The rain let up this evening after steady soaking showers most of the day, the kind of rainfall a gardener loves. Most of the lighter weight outdoor furniture is crammed in the shed and I'm staring out the window at the metal chairs and glider, calculating the odds of watching them sail through our neighbor's kitchen window. Not that I want it to happen, but I'd hate to miss seeing it if it does.
Let's talk about something more interesting than the weather. Pictured at left is a Mooncake, a Chinese pastry traditionally eaten during the Zhongqiu (Mid-Autumn) Festival.
This festival is one of the three most important Chinese holidays. I think the date fluctuates every year to correspond with the Autumn Equinox. This year it happened to fall on October 3 when I was sitting at Berkey Field gazing at the moon with the other football moms. My friend and neighbor Kathy Tai, who made this mooncake, says a billion or so Chinese people were all admiring the moon that very same evening. Kathy celebrates Chinese holidays because she was born in Taiwan. Not that she needs an excuse, of course. Lots of people celebrate Cinco de Mayo who weren't born in Mexico and don't get me started on St. Patrick's Day.
Kathy handed me what looked like three balls of raw dough and told me to bake them in a 300 degree oven. She was halfway down the sidewalk when she apparently remembered what a moron I am because she turned around and came back to the house to explain the importance of pre-heating the oven. Which I was quite happy to do since, frankly, I was in no rush to put something called a mooncake in my mouth.
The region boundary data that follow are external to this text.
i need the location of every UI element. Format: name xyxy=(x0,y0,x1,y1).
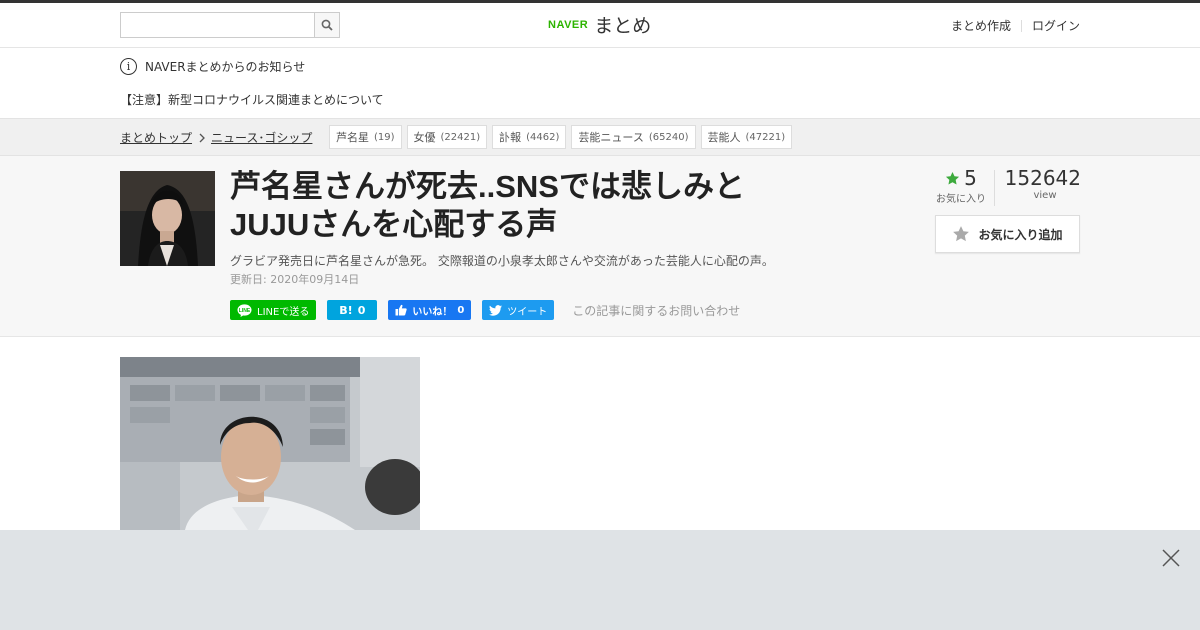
login-link[interactable]: ログイン xyxy=(1032,17,1080,34)
facebook-like-button[interactable]: いいね！ 0 xyxy=(388,300,472,320)
notice-heading-text: NAVERまとめからのお知らせ xyxy=(145,60,306,74)
tag-count: (47221) xyxy=(745,131,786,143)
star-outline-icon xyxy=(953,226,970,242)
breadcrumb-bar: まとめトップ ニュース･ゴシップ 芦名星 (19) 女優 (22421) 訃報 … xyxy=(0,118,1200,156)
hatena-bookmark-button[interactable]: B! 0 xyxy=(327,300,378,320)
tag-label: 訃報 xyxy=(499,131,522,144)
logo-matome: まとめ xyxy=(594,15,652,37)
star-icon xyxy=(946,171,960,184)
line-share-button[interactable]: LINE LINEで送る xyxy=(230,300,317,320)
tweet-button[interactable]: ツイート xyxy=(482,300,555,320)
hatena-count: 0 xyxy=(357,303,366,317)
tag-count: (65240) xyxy=(648,131,689,143)
view-count: 152642 view xyxy=(995,166,1081,206)
tag-item[interactable]: 芸能人 (47221) xyxy=(700,125,793,149)
tag-item[interactable]: 訃報 (4462) xyxy=(492,125,567,149)
tag-item[interactable]: 女優 (22421) xyxy=(406,125,488,149)
create-matome-link[interactable]: まとめ作成 xyxy=(951,17,1011,34)
tag-label: 女優 xyxy=(413,131,436,144)
notice-link[interactable]: 【注意】新型コロナウイルス関連まとめについて xyxy=(120,91,384,108)
search-box xyxy=(120,12,340,38)
line-share-label: LINEで送る xyxy=(257,306,310,318)
site-logo[interactable]: NAVER まとめ xyxy=(548,11,651,38)
article-stats: 5 お気に入り 152642 view xyxy=(928,166,1081,206)
svg-text:LINE: LINE xyxy=(239,308,251,314)
logo-naver: NAVER xyxy=(548,18,589,31)
header-links: まとめ作成 ログイン xyxy=(951,17,1080,34)
info-icon: i xyxy=(120,58,137,75)
favorite-count-value: 5 xyxy=(964,166,977,190)
close-icon xyxy=(1162,549,1180,567)
line-icon: LINE xyxy=(237,303,252,317)
facebook-like-count: 0 xyxy=(457,304,465,316)
article-description: グラビア発売日に芦名星さんが急死。 交際報道の小泉孝太郎さんや交流があった芸能人… xyxy=(230,254,774,268)
search-input[interactable] xyxy=(121,13,314,37)
breadcrumb-item-news[interactable]: ニュース･ゴシップ xyxy=(211,129,312,146)
close-ad-button[interactable] xyxy=(1162,549,1180,567)
tag-count: (22421) xyxy=(440,131,481,143)
article-thumbnail xyxy=(120,171,215,266)
tag-label: 芸能人 xyxy=(707,131,741,144)
notice-section: i NAVERまとめからのお知らせ 【注意】新型コロナウイルス関連まとめについて xyxy=(0,48,1200,118)
article-header: 芦名星さんが死去..SNSでは悲しみと JUJUさんを心配する声 グラビア発売日… xyxy=(0,156,1200,337)
article-title-line1: 芦名星さんが死去..SNSでは悲しみと xyxy=(230,169,745,204)
tag-count: (4462) xyxy=(526,131,560,143)
add-favorite-button[interactable]: お気に入り追加 xyxy=(935,215,1080,253)
favorite-count-label: お気に入り xyxy=(936,194,986,205)
add-favorite-label: お気に入り追加 xyxy=(978,227,1063,242)
article-main-image xyxy=(120,357,420,530)
favorite-count: 5 お気に入り xyxy=(928,166,994,206)
chevron-right-icon xyxy=(199,133,205,143)
site-header: NAVER まとめ まとめ作成 ログイン xyxy=(0,3,1200,48)
tag-label: 芦名星 xyxy=(336,131,369,144)
facebook-like-label: いいね！ xyxy=(412,306,453,318)
view-count-label: view xyxy=(1033,190,1057,201)
hatena-icon: B! xyxy=(339,303,353,317)
search-button[interactable] xyxy=(314,13,339,37)
search-icon xyxy=(321,19,333,31)
breadcrumb-item-top[interactable]: まとめトップ xyxy=(120,129,192,146)
tag-count: (19) xyxy=(374,131,395,143)
tag-item[interactable]: 芦名星 (19) xyxy=(329,125,402,149)
tweet-label: ツイート xyxy=(507,306,548,318)
thumbs-up-icon xyxy=(395,304,408,316)
article-title: 芦名星さんが死去..SNSでは悲しみと JUJUさんを心配する声 xyxy=(230,168,830,244)
view-count-value: 152642 xyxy=(1004,166,1081,190)
notice-heading: i NAVERまとめからのお知らせ xyxy=(120,58,305,75)
article-updated-date: 更新日: 2020年09月14日 xyxy=(230,273,360,286)
tag-item[interactable]: 芸能ニュース (65240) xyxy=(571,125,696,149)
article-title-line2: JUJUさんを心配する声 xyxy=(230,207,558,242)
article-contact-link[interactable]: この記事に関するお問い合わせ xyxy=(572,302,740,319)
breadcrumb: まとめトップ ニュース･ゴシップ xyxy=(120,129,312,146)
tag-label: 芸能ニュース xyxy=(578,131,644,144)
ad-overlay-bar xyxy=(0,530,1200,630)
header-link-divider xyxy=(1020,19,1022,32)
twitter-bird-icon xyxy=(489,304,503,316)
share-buttons: LINE LINEで送る B! 0 いいね！ 0 ツイート この記事に関するお問… xyxy=(230,300,740,320)
tag-list: 芦名星 (19) 女優 (22421) 訃報 (4462) 芸能ニュース (65… xyxy=(329,125,793,149)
While the oven was pre-heating, I did some research on mooncakes. They are to the Mid-Autumn Festival what turkey is to Thanksgiving: indispensable (unless, of course, you're my mother). Friends and relatives offer them to each other as they admire the harvest moon. They are about the size of a Burger King single hamburger and are usually eaten in small wedges accompanied by Chinese tea. A thin crust surrounds a thick filling -- traditionally made from lotus seed paste but Kathy made a lemon-colored yellow bean paste.
My salivary glands did not react positively to the expression "yellow bean paste" but the oven was still pre-heating so I read on. Mooncakes are considered a delicacy; production is labor-intensive and few people make them at home (emphasis mine). Most mooncakes are bought at Asian markets and bakeries. The price of mooncakes usually ranges from $10 to $50 (in US dollars) for a box of four although cheaper and more expensive mooncakes can also be found.
Since sweet Kathy had gone to all that trouble, of course I had to eat at least one of those mooncakes. The flaky crust melted in my mouth and that bean paste was pretty darn tasty. Matt had one for breakfast and eschewed the dainty wedge approach. We'll split the third one at the height of Super Typhoon Melor, but maybe you'd better not mention this to Matt in case it goes missing between now and then.